Total amount recoverable for non‑monetary losses

 

3     For the purpose of subsection 113B(4) of the Insurance Act, the total amount recoverable as damages for non‑monetary losses of a plaintiff for all minor injuries suffered by the plaintiff as a result of an incident must not exceed $2,500.

 

                                                           * * *

 

Onus to prove injury not minor injury

 

5     On a determination of whether an injury is a minor injury under subsection 113B(6) or (8) of the Act, the onus is on the injured party to prove, based upon the evidence of one or more medical practitioners trained and experienced in the assessment and treatment of the personal injury, that the injury is not a minor injury.

 


(8) Where no motion is made under subsection (6), the judge shall determine for the purpose of this Section whether, as a result of the use or operation of the automobile, the injured person has suffered a minor injury.    (Emphasis mine)

 

[7]              Analysis:    Clearly, the Plaintiff is required to prove that the personal injury he has suffered is not a “minor injury” as defined by the Act.  The Plaintiff must therefore first prove that he has suffered a “personal injury” which has not been excluded by the legislation.

 

[8]              Counsel agrees that the Plaintiff suffers from chronic pain that “may well fit within the definition of chronic pain as described in the regulation”.  However, he goes on to say that “... no attempt was made to prove chronic pain in the manner required in that subsection ...”.  In the result (he argues), Mr.

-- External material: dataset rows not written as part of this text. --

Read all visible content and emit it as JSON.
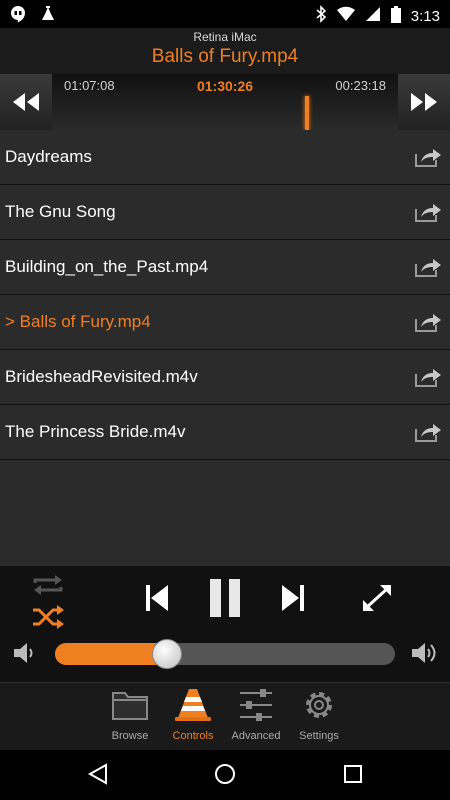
{
  "status_bar": {
    "time": "3:13"
  },
  "header": {
    "device": "Retina iMac",
    "title": "Balls of Fury.mp4"
  },
  "scrubber": {
    "elapsed": "01:07:08",
    "current": "01:30:26",
    "remaining": "00:23:18"
  },
  "playlist": [
    {
      "label": "Daydreams"
    },
    {
      "label": "The Gnu Song"
    },
    {
      "label": "Building_on_the_Past.mp4"
    },
    {
      "label": "> Balls of Fury.mp4"
    },
    {
      "label": "BridesheadRevisited.m4v"
    },
    {
      "label": "The Princess Bride.m4v"
    }
  ],
  "volume": {
    "level": 0.33
  },
  "tabs": [
    {
      "label": "Browse"
    },
    {
      "label": "Controls"
    },
    {
      "label": "Advanced"
    },
    {
      "label": "Settings"
    }
  ],
  "colors": {
    "accent": "#f07f22",
    "list_bg": "#2b2b2b"
  }
}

Gillis’ injuries would be considered to be “personal injuries within the meaning of the Act”.  I respectfully do not agree.

 


[9]              It is not relevant that no attempt was made at the January 12, 2010 hearing “to prove chronic pain in the manner required in that subsection”.  The onus is now on the Plaintiff to prove that his chronic pain is not excluded by Section 2(1)(d) of the regulations.  The Plaintiff has failed to do that.

 

[10]         Accordingly, and with regret, I am obliged to reduce the award for general damages to $2,500.00 with prejudgment interest (for 4.5 years at 2.5 percent) of $281.25.  My previous awards for care costs and valuable services remain unchanged.  I am reducing the costs by one half to $3,000.00.

 

[11]         Revised Summary:

General Damages                                                   $ 2,500.00

PJI                                                                              281.25

Care Costs:            past                                    1,604.43

Future                                7,207.98

Valuable Services:   past                                 13,650.00

Future                             27,039.40

Subtotal                                              52,283.06

Costs + Disbursements                                               7,910.81

Total                                                  $60,193.87

 

 

Order accordingly.

 

                                                             J.